Sorry, user darkhelmet is not allowed to execute '/bin/echo Hi' as gkrellmd on localhost.

See also this thread.

If the above format does not work for you, then carefully review your sudoers file to verify that some other rule is not granting the user greater privileges (e.g. something like "%sudo ALL=(ALL) ALL"). If I remember correctly, later rules override earlier rules.
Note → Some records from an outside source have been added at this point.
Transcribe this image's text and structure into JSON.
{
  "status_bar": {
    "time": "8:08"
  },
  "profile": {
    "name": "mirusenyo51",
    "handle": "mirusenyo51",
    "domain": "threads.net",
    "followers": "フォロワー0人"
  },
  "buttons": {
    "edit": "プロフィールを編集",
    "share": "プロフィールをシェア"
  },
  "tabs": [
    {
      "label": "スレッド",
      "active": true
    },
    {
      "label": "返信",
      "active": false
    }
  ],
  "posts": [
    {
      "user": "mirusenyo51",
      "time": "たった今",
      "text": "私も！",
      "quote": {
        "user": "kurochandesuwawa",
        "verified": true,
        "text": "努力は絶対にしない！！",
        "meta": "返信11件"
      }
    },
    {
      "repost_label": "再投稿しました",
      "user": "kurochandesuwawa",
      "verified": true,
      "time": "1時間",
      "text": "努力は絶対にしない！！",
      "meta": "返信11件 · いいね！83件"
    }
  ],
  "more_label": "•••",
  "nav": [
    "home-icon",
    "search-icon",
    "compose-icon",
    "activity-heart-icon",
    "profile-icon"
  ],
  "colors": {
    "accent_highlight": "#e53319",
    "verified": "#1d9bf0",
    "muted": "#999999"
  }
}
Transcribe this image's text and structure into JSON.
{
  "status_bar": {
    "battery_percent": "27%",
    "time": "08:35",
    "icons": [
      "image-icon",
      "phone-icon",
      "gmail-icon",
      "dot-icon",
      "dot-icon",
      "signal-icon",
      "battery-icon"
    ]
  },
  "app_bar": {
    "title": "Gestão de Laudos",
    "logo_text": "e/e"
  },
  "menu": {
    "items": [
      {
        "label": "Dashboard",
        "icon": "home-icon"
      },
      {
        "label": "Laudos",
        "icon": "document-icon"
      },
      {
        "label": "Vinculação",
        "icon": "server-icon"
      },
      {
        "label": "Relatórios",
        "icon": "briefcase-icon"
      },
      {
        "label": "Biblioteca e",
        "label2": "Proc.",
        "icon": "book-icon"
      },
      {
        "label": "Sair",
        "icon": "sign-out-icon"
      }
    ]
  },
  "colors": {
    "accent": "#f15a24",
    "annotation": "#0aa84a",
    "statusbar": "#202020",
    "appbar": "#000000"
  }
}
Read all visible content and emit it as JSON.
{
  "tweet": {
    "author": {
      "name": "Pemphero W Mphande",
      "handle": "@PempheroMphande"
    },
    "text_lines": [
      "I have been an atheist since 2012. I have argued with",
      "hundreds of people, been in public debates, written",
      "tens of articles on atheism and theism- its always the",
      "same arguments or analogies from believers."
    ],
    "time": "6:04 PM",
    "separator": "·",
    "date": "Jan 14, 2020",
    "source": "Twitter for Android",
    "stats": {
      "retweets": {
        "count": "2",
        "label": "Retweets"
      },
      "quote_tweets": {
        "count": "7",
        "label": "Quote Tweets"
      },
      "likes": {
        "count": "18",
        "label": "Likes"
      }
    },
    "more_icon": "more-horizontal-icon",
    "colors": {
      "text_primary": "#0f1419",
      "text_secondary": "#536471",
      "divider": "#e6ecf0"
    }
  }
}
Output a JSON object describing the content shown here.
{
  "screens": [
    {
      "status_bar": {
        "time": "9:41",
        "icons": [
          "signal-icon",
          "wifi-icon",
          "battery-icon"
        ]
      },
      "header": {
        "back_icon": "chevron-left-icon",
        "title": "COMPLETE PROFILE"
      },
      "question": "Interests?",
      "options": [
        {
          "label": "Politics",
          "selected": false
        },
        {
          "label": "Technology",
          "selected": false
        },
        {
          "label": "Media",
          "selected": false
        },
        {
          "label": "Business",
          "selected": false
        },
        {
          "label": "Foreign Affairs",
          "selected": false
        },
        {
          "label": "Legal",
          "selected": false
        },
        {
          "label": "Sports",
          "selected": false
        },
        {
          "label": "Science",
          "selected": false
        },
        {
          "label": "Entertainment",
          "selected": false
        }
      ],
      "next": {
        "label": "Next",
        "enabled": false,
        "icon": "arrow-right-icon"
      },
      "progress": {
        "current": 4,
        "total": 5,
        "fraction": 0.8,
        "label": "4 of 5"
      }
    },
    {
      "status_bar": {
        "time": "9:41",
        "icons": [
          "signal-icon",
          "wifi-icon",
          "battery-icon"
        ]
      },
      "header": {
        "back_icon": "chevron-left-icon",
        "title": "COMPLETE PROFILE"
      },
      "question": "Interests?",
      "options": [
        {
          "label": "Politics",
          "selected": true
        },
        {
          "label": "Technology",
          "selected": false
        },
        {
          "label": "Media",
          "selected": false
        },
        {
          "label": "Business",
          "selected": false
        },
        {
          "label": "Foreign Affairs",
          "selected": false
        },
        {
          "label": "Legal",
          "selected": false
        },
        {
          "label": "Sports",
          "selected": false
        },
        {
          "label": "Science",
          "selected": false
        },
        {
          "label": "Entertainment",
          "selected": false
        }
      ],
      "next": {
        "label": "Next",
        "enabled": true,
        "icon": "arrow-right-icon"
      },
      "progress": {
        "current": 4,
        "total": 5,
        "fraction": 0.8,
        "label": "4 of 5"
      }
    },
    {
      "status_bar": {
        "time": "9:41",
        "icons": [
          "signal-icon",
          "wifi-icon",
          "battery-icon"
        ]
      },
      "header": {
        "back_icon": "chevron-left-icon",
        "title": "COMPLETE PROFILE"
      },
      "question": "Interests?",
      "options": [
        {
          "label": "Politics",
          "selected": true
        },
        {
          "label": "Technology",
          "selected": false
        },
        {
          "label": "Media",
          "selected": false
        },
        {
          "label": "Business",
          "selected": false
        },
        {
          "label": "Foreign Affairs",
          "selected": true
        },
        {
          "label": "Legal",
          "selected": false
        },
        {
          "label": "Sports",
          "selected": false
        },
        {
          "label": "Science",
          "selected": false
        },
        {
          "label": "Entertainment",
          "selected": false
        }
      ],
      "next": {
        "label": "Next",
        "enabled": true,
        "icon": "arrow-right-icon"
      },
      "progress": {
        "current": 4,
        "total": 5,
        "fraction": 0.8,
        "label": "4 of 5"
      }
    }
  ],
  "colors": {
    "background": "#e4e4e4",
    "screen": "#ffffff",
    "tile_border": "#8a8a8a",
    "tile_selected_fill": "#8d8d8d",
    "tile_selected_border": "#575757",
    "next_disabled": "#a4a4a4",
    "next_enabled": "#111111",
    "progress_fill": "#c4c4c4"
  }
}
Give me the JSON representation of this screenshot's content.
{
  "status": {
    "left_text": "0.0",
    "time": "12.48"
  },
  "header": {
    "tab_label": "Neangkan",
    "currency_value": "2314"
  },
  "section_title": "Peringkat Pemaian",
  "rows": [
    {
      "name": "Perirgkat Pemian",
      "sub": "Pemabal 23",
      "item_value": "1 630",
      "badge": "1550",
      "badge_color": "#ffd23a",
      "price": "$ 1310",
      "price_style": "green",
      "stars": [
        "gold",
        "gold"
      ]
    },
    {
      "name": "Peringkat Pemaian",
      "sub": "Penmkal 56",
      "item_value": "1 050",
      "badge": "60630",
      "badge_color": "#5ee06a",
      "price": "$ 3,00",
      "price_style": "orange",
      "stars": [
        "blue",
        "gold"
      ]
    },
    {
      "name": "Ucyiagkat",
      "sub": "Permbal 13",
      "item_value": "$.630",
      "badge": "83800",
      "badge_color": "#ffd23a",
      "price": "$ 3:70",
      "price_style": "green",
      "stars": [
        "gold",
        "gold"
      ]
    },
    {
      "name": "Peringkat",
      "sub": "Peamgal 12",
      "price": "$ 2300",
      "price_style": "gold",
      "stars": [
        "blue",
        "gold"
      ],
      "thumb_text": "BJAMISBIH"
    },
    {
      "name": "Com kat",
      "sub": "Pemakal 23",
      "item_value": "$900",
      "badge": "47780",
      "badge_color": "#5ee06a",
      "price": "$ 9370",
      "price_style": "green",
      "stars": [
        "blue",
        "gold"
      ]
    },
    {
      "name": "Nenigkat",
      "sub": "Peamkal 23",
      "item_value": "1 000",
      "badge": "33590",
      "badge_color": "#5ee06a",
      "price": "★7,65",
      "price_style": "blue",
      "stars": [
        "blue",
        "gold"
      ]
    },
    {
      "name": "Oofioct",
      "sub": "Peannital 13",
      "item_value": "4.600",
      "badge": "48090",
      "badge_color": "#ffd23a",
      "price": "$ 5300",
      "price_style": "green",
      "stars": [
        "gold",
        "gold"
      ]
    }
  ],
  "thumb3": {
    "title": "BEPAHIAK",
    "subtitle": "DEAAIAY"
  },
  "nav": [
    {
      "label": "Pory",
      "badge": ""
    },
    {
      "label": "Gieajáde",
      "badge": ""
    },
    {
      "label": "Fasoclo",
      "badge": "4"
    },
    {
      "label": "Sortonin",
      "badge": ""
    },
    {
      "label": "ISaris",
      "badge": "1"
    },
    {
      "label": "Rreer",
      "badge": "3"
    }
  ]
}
maddyfreaks 02-25-2012 02:04 PM

Here is the test case I have done.

My Sudoers File

# User privilege specification
root ALL=(ALL:ALL) ALL

alex ALL=(cbttest:sytgrp) ALL, !/bin/echo


[alex@ubuntu] "/home/alex/Desktop"
$ whoami
alex
[alex@ubuntu] "/home/alex/Desktop"
$ sudo -H -u cbttest -i
[sudo] password for alex: *******
[cbttest@ubuntu] "/home/cbttest"
$ whoami
cbttest
[cbttest@ubuntu] "/home/cbttest"
$ export DT=ABC
[cbttest@ubuntu] "/home/cbttest"
$ echo $DT
ABC
[cbttest@ubuntu] "/home/cbttest"
$ which echo
/bin/echo


There is no syntax error in the /etc/sudoers file.

Dark_Helmet 02-25-2012 02:17 PM

That's because you are logging in as cbttest.

Code:

sudo -H -u cbttest -i
As shown by your command prompt on the next line:
Code:

[cbttest@ubuntu] "/home/cbttest"
$ whoami
cbttest

Once you have logged in as cbttest, the sudo restrictions no longer apply--because the sudo restrictions are for user alex launching commands as cbttest. You are no longer "alex" after logging in as cbttest.

In addition, sudo will only check against commands invoked with sudo. The sudo program does not monitor all shell activity.

To get the behavior you want, you must execute the commands as user alex and of the form "sudo -u cbttest [command]".

maddyfreaks 02-25-2012 02:23 PM

Thanks dark I got the point now. But how can we restrict cbttest not to change the password.

i.e he or any one should not be able to use /usr/bin/passwd except root.

is there a way to restrict that

Dark_Helmet 02-25-2012 02:32 PM

Take a look at this thread

Specifically Tinkster's response.

I have never actually tried his suggestion, nor do I know whether root would be able to bypass teh restriction directly. But, if root cannot bypass it, root could certainly remove the restriction, change the password, and re-enable the restriction.

There may be other interesting options in man passwd. I haven't looked at that page in a while.